L’idée selon laquelle les conditions d’existence de la plupart des femmes afghanes se seraient améliorées durant les 20 ans au pouvoir du gouvernement fantoche, corrompu et pro-US, n’est que pure fiction.

Celleux qui prétendent le contraire se basent sur la vie dans certains quartiers de Kaboul où un petit nombre de femmes ont eu accès à une éducation et un emploi. Leurs « preuves » sont en grande partie des mesures cosmétiques.

Les accords de Bonn en 2001 ont mis en place un plan pour la gouvernance de l’Afghanistan, mettant en valeur l’idée de l’émancipation des femmes. La constitution afghane réserve 20% des sièges de l’assemblée Loya Jirga (équivalent afghan de l’assemblée nationale, NdT) aux femmes.

En 2002, le président Hamid Karzai a signé une Déclaration des Droits Fondamentaux des femmes afghanes. Elle promettait aux femmes droits civiques, accès à l’éducation et liberté de s’habiller selon leur choix.

Ces mesures ont servi à justifier le soutien international au régime, et l’argent a continué à affluer dans les coffres du gouvernement corrompu de Karzaï. Mais elles ne signifiaient pas grand-chose pour la majorité des femmes afghanes.

La mission d’assistance de l’ONU en Afghanistan (Unama) écrivait dans son rapport de 2009 que « la réalité actuelle est que la vie des femmes afghanes est sérieusement compromise par la violence, et les femmes sont privées de leurs droits humains les plus fondamentaux. »

Cette même année, le gouvernement afghan a promulgué une loi obligeant les femmes afghanes à obéir à leurs maris dans le domaine des relations sexuelles, en violation de la constitution.

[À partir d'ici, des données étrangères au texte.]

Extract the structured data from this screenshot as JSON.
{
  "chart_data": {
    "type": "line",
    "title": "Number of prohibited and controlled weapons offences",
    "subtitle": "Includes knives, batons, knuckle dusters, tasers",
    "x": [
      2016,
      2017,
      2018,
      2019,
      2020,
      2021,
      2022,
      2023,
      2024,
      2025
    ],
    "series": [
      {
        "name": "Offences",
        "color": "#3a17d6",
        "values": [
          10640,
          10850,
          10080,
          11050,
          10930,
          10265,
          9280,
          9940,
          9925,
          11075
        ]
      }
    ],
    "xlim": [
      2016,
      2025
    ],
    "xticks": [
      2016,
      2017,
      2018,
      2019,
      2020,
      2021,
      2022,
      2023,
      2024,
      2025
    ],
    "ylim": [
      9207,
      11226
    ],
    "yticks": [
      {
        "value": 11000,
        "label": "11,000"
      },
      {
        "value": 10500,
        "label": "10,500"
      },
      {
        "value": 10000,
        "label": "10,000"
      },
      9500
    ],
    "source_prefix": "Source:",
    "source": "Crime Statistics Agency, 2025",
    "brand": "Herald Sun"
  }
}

Malgré les bavardages sur l’augmentation du nombre de filles qui reçoivent une éducation, les femmes afghanes ont aujourd’hui le plus haut niveau d’analphabétisme au monde, ainsi que le plus haut niveau d’inégalité avec les hommes dans ce domaine. Parmi les Afghan·e·s agé·e·s de 15 à 24 ans, 50% des hommes savent lire et écrire contre seulement 18% des femmes.

D’autres publications de l’Unama au cours des 20 ans d’occupation états-unienne ont rapporté que les mariages de jeunes filles et les grossesses fréquentes ont causé des taux de mortalité à l’accouchement de 1900 pour 100 000. C’est un des taux les plus élevés au monde.

L’Afghanistan dépense l’équivalent de 0.6% de son PIB sur la santé – la moyenne des pays de l’Asie du Sud est de 5% – et l’espérance de vie des femmes afghanes n’est que de 44 ans, selon un rapport de l’Unama.

Le gouvernement a promulgué la loi sur « l’élimination des violences faites aux femmes » en 2009. Mais six ans plus tard, l’Unama rapportait que les femmes afghanes étaient régulièrement attaquées et tuées car elles occupaient des emplois ne respectant pas les soit-disant pratiques traditionnelles et les valeurs islamiques.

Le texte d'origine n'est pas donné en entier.